— Case study
Reporting Platform — from on-prem NiFi to BigQuery
Migrated 150+ legacy reports off on-prem NiFi to a BigQuery-backed Java service. Eliminated recurring monthly outages and gave SysOps a self-service admin.
- Role
- Product Engineer (RFC author + implementer)
- Period
- Nov 2023 – Present
- Stack
- Java 21 · Spring Boot · BigQuery · GCP · Cloud SQL · Datastream · Angular
Context
AstraPay’s legacy reporting ran on an on-prem NiFi cluster that had been quietly accumulating debt for years. Two pain points landed at the same time: monthly outages during the peak generation window that paged Operations at 2am, and a Finance team that couldn’t trace who changed which report when. The platform served 200+ critical merchant reports (settlement, reconciliation, regulatory), so “rewrite slowly while keeping the lights on” was the only viable path.

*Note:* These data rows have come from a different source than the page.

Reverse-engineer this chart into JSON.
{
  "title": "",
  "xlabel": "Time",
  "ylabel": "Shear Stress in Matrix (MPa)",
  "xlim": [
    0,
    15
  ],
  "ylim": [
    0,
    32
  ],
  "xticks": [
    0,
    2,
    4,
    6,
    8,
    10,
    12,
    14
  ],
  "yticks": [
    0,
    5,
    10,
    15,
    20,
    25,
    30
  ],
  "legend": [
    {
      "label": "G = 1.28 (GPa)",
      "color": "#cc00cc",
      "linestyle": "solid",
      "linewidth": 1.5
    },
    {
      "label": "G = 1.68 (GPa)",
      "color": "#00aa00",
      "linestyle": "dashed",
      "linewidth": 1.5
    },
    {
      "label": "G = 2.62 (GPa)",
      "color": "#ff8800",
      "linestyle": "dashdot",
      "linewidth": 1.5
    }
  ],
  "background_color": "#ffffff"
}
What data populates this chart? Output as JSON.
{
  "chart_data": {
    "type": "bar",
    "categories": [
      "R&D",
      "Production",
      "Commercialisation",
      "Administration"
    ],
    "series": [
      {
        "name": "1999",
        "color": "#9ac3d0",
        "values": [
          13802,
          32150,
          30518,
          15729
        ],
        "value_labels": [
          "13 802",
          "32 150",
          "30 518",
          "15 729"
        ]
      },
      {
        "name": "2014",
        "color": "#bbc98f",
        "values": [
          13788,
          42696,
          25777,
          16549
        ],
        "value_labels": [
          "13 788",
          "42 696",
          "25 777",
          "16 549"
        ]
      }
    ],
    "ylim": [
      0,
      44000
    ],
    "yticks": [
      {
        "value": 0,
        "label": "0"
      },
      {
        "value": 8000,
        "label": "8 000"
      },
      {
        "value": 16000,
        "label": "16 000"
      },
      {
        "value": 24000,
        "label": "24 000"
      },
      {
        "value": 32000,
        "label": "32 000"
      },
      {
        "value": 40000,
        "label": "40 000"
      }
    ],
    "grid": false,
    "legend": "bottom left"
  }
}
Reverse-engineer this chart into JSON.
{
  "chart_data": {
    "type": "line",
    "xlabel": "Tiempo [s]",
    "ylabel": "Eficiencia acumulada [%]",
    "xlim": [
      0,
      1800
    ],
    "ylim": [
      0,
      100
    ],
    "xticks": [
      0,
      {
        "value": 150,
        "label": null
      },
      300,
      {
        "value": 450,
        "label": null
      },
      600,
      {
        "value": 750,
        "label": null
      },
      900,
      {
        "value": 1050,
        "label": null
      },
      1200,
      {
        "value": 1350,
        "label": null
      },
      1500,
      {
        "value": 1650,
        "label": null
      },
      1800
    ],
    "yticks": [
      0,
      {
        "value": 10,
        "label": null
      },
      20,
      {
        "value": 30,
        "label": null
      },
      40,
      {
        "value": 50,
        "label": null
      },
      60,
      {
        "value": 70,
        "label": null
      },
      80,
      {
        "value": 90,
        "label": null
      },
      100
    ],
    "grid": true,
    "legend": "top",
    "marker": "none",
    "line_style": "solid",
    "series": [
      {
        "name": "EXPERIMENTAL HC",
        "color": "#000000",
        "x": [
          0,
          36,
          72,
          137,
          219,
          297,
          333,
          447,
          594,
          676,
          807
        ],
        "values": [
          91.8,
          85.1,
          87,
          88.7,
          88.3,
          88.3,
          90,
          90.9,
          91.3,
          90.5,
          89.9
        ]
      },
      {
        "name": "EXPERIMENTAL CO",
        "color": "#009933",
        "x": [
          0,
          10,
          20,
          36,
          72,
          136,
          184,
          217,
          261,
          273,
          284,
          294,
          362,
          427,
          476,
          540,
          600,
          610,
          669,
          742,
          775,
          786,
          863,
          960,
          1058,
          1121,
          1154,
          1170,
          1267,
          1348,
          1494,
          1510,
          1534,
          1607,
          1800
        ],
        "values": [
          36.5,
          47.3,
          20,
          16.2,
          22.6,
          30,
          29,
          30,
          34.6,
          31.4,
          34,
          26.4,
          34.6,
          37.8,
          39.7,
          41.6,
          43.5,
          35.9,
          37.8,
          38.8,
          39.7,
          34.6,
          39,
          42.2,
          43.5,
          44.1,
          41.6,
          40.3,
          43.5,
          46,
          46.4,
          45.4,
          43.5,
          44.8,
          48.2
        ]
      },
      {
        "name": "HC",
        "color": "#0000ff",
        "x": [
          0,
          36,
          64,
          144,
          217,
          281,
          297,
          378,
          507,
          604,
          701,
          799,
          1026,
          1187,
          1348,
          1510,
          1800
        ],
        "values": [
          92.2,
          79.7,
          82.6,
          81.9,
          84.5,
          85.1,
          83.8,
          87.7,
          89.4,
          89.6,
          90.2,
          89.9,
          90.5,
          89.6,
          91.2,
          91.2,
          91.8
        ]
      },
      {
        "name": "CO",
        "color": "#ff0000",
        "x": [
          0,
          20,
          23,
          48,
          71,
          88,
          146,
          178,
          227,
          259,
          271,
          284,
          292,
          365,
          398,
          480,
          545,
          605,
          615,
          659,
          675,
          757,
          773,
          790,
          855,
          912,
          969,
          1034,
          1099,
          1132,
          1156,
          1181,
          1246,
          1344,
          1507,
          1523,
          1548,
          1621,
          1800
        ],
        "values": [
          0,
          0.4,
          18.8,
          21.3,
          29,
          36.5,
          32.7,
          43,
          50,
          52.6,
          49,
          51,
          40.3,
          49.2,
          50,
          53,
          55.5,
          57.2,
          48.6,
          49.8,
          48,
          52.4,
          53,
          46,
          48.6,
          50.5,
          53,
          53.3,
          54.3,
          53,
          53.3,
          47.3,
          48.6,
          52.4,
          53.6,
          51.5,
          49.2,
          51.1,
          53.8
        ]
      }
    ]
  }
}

I was the only engineer on this and also the product owner. I authored the Business and Technical RFCs (system flow diagrams, ERDs, data mapping specs), prioritized the backlog with WSJF, and shipped the code.
Decisions
The first call was where to put the source of truth. NiFi’s flow-based model made every report a snowflake, so I picked BigQuery, with a Java service orchestrating templates against it. That gave us version control, audit trails, and a clean exit path off the on-prem cluster.

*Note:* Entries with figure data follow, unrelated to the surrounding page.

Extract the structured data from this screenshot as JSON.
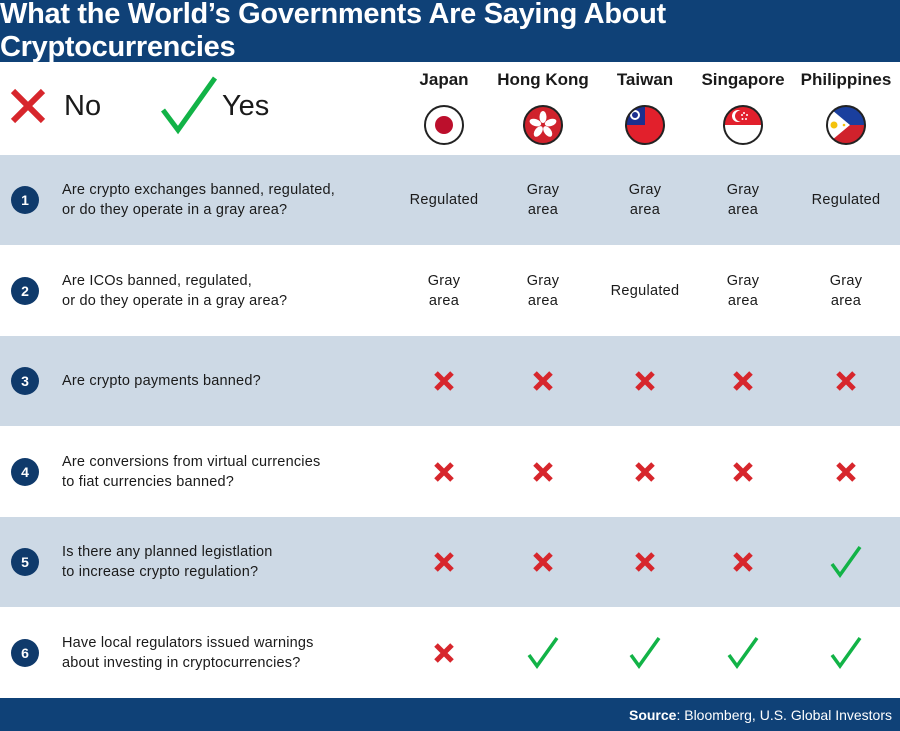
{
  "title": "What the World’s Governments Are Saying About Cryptocurrencies",
  "legend": {
    "no_label": "No",
    "yes_label": "Yes",
    "no_icon": "x-icon",
    "yes_icon": "check-icon"
  },
  "colors": {
    "header_bg": "#0f4177",
    "row_shade": "#cdd9e5",
    "no_red": "#d7262c",
    "yes_green": "#12b347"
  },
  "countries": [
    {
      "name": "Japan",
      "flag_icon": "japan-flag-icon"
    },
    {
      "name": "Hong Kong",
      "flag_icon": "hong-kong-flag-icon"
    },
    {
      "name": "Taiwan",
      "flag_icon": "taiwan-flag-icon"
    },
    {
      "name": "Singapore",
      "flag_icon": "singapore-flag-icon"
    },
    {
      "name": "Philippines",
      "flag_icon": "philippines-flag-icon"
    }
  ],
  "rows": [
    {
      "number": "1",
      "question": "Are crypto exchanges banned, regulated,\nor do they operate in a gray area?",
      "answers": [
        "Regulated",
        "Gray\narea",
        "Gray\narea",
        "Gray\narea",
        "Regulated"
      ]
    },
    {
      "number": "2",
      "question": "Are ICOs banned, regulated,\nor do they operate in a gray area?",
      "answers": [
        "Gray\narea",
        "Gray\narea",
        "Regulated",
        "Gray\narea",
        "Gray\narea"
      ]
    },
    {
      "number": "3",
      "question": "Are crypto payments banned?",
      "answers": [
        "no",
        "no",
        "no",
        "no",
        "no"
      ]
    },
    {
      "number": "4",
      "question": "Are conversions from virtual currencies\nto fiat currencies banned?",
      "answers": [
        "no",
        "no",
        "no",
        "no",
        "no"
      ]
    },
    {
      "number": "5",
      "question": "Is there any planned legistlation\nto increase crypto regulation?",
      "answers": [
        "no",
        "no",
        "no",
        "no",
        "yes"
      ]
    },
    {
      "number": "6",
      "question": "Have local regulators issued warnings\nabout investing in cryptocurrencies?",
      "answers": [
        "no",
        "yes",
        "yes",
        "yes",
        "yes"
      ]
    }
  ],
  "footer": {
    "source_label": "Source",
    "source_text": ": Bloomberg, U.S. Global Investors"
  }
}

For the data pipeline, Datastream replaced the bespoke ETL paths that kept breaking whenever an upstream schema changed. UUPDP-compliant handling was a hard requirement, so Compliance and Legal reviewed the design before any code went in.
The third decision was the one that paid back fastest: a self-service Report Admin Web for SysOps. They had been the bottleneck for every schedule change and recipient list update. Once the admin shipped, that load left engineering entirely. SysOps now manages schedules, recipients, and ad-hoc regenerations on their own.
Results
- 150+ reports migrated; on-prem NiFi cluster decommissioned.
- Monthly outages eliminated. The new service has not paged Operations since cutover.
- 431+ merchants now settle through the new pipeline.
- SysOps no longer files engineering tickets for routine recipient or schedule changes.
Stack notes
The interesting tradeoff was around backfills. Switching the source of truth to BigQuery meant historical reports needed deterministic regeneration. Finance had to be able to ask “what did this look like as of February” and get the same numbers regardless of when we ran the query. We solved it with point-in-time partitions on the BigQuery side and idempotent generation on the Java side. Both pieces had to land together for the migration to be trustworthy.